Dror Harari (Risk in Performance: Facing the Future) sostiene che laddove il pensiero razionale ha adottato svariate metodologie per analizzare gli imprevisti e poterli sovrintendere, certe pratiche performative moderne e post-moderne hanno operato nel senso di un loro accoglimento.
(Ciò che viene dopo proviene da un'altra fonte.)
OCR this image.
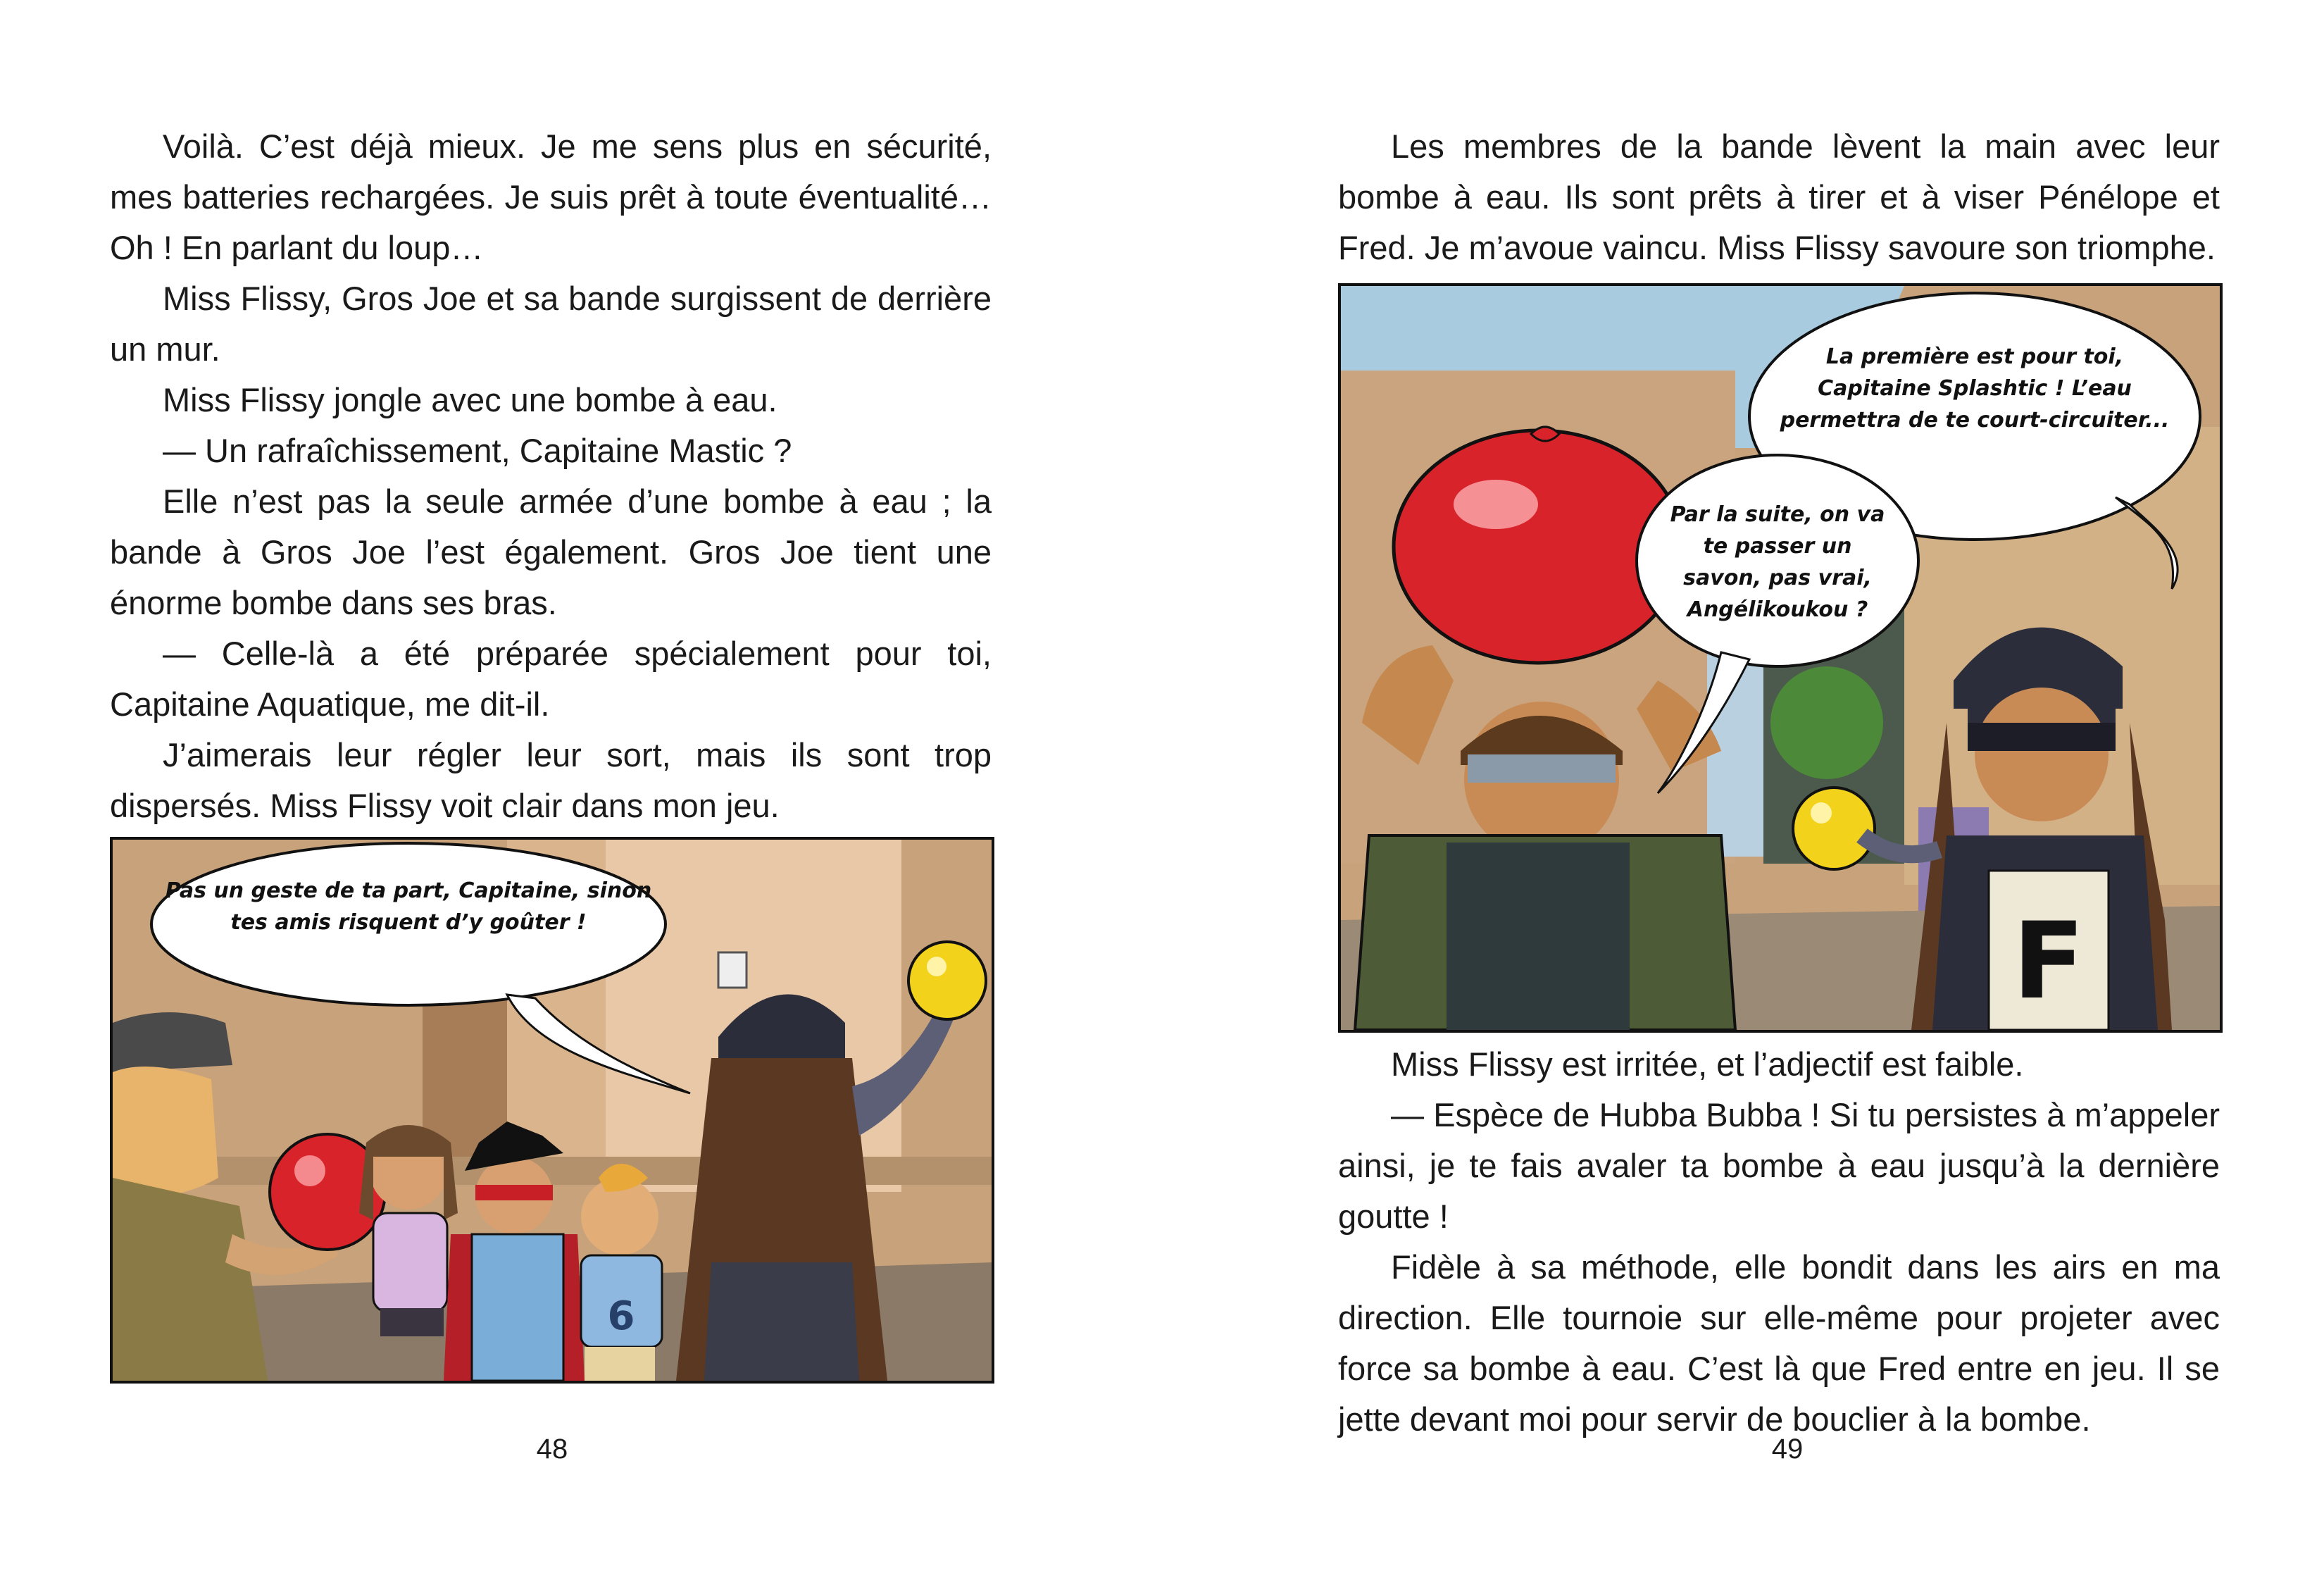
Voilà. C’est déjà mieux. Je me sens plus en sécurité, mes batteries rechargées. Je suis prêt à toute éventualité… Oh ! En parlant du loup…

Miss Flissy, Gros Joe et sa bande surgissent de derrière un mur.

Miss Flissy jongle avec une bombe à eau.

— Un rafraîchissement, Capitaine Mastic ?

Elle n’est pas la seule armée d’une bombe à eau ; la bande à Gros Joe l’est également. Gros Joe tient une énorme bombe dans ses bras.

— Celle-là a été préparée spécialement pour toi, Capitaine Aquatique, me dit-il.

J’aimerais leur régler leur sort, mais ils sont trop dispersés. Miss Flissy voit clair dans mon jeu.

6
Pas un geste de ta part, Capitaine, sinon tes amis risquent d’y goûter !
48

Les membres de la bande lèvent la main avec leur bombe à eau. Ils sont prêts à tirer et à viser Pénélope et Fred. Je m’avoue vaincu. Miss Flissy savoure son triomphe.

F
La première est pour toi, Capitaine Splashtic ! L’eau permettra de te court-circuiter...
Par la suite, on va te passer un savon, pas vrai, Angélikoukou ?

Miss Flissy est irritée, et l’adjectif est faible.

— Espèce de Hubba Bubba ! Si tu persistes à m’appeler ainsi, je te fais avaler ta bombe à eau jusqu’à la dernière goutte !

Fidèle à sa méthode, elle bondit dans les airs en ma direction. Elle tournoie sur elle-même pour projeter avec force sa bombe à eau. C’est là que Fred entre en jeu. Il se jette devant moi pour servir de bouclier à la bombe.

49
Le prime li hanno inglobati al fine di trascendere gli aspetti ontologici della performance; le ultime ne hanno banalizzato il senso, volendo rappresentare la loro inevitabilità, sia negli aspetti della messinscena che in quelli della vita.

 

Matthias Warstat (Images of the Future in Drama Therapy) conduce una analisi comparata attraverso la quale avvicina la performance, strettamente legata all’hic et nunc, e la teatro-terapia, dipendente da tempi molto più lunghi: la profonda affinità di quest’ultima con la pratica della costruzione di immagini del sé, proiettate nel futuro, può essere spiegata con le stesse argomentazioni che chiariscono il problema connesso con gli imprevisti inerenti alla performance.

 

Nissim Gal (The Fall of God into Meaning’: Painting Time in Jacob Wrestling with the Angel) analizza due interpretazioni visive della storia biblica di Giacobbe e l’Angelo (quelle di Delacroix e di Gauguin) lette con la lente delle concettualizzazioni filosofiche di Emmanuel Levinas, per evidenziare come il futuro a volte debba essere spiegato attraverso riferimenti a dimensioni metafisiche.

 

Sandra Umathum, (Given the Tino Sehgal Case: How to Save the Future of a Work of Art that Materializes Only Temporarily) analizza la produzione artistica del tedesco Tino Sehgal: egli finalizza il suo operato alla salvaguardia del futuro della sua arte, ontologicamente effimera, e, nel far questo, si confronta continuamente con i problemi e gli interrogativi che le performance art hanno generalmente trascurato o perfino prodotto.

 

A conclusione di questo numero Freddie Rokem nelle Final Reflections sente la necessità di pensare al futuro delle discipline umanistiche in relazione alla società e alle accademie, e in particolare alle possibilità offerte ai giovani studiosi che hanno deciso di investire il loro avvenire agli studi, alla ricerca e alla pratica in questo campo: senza il supporto delle istituzioni e degli apparati governativi, la nostra cultura si impoverirà più di quello che già non sia.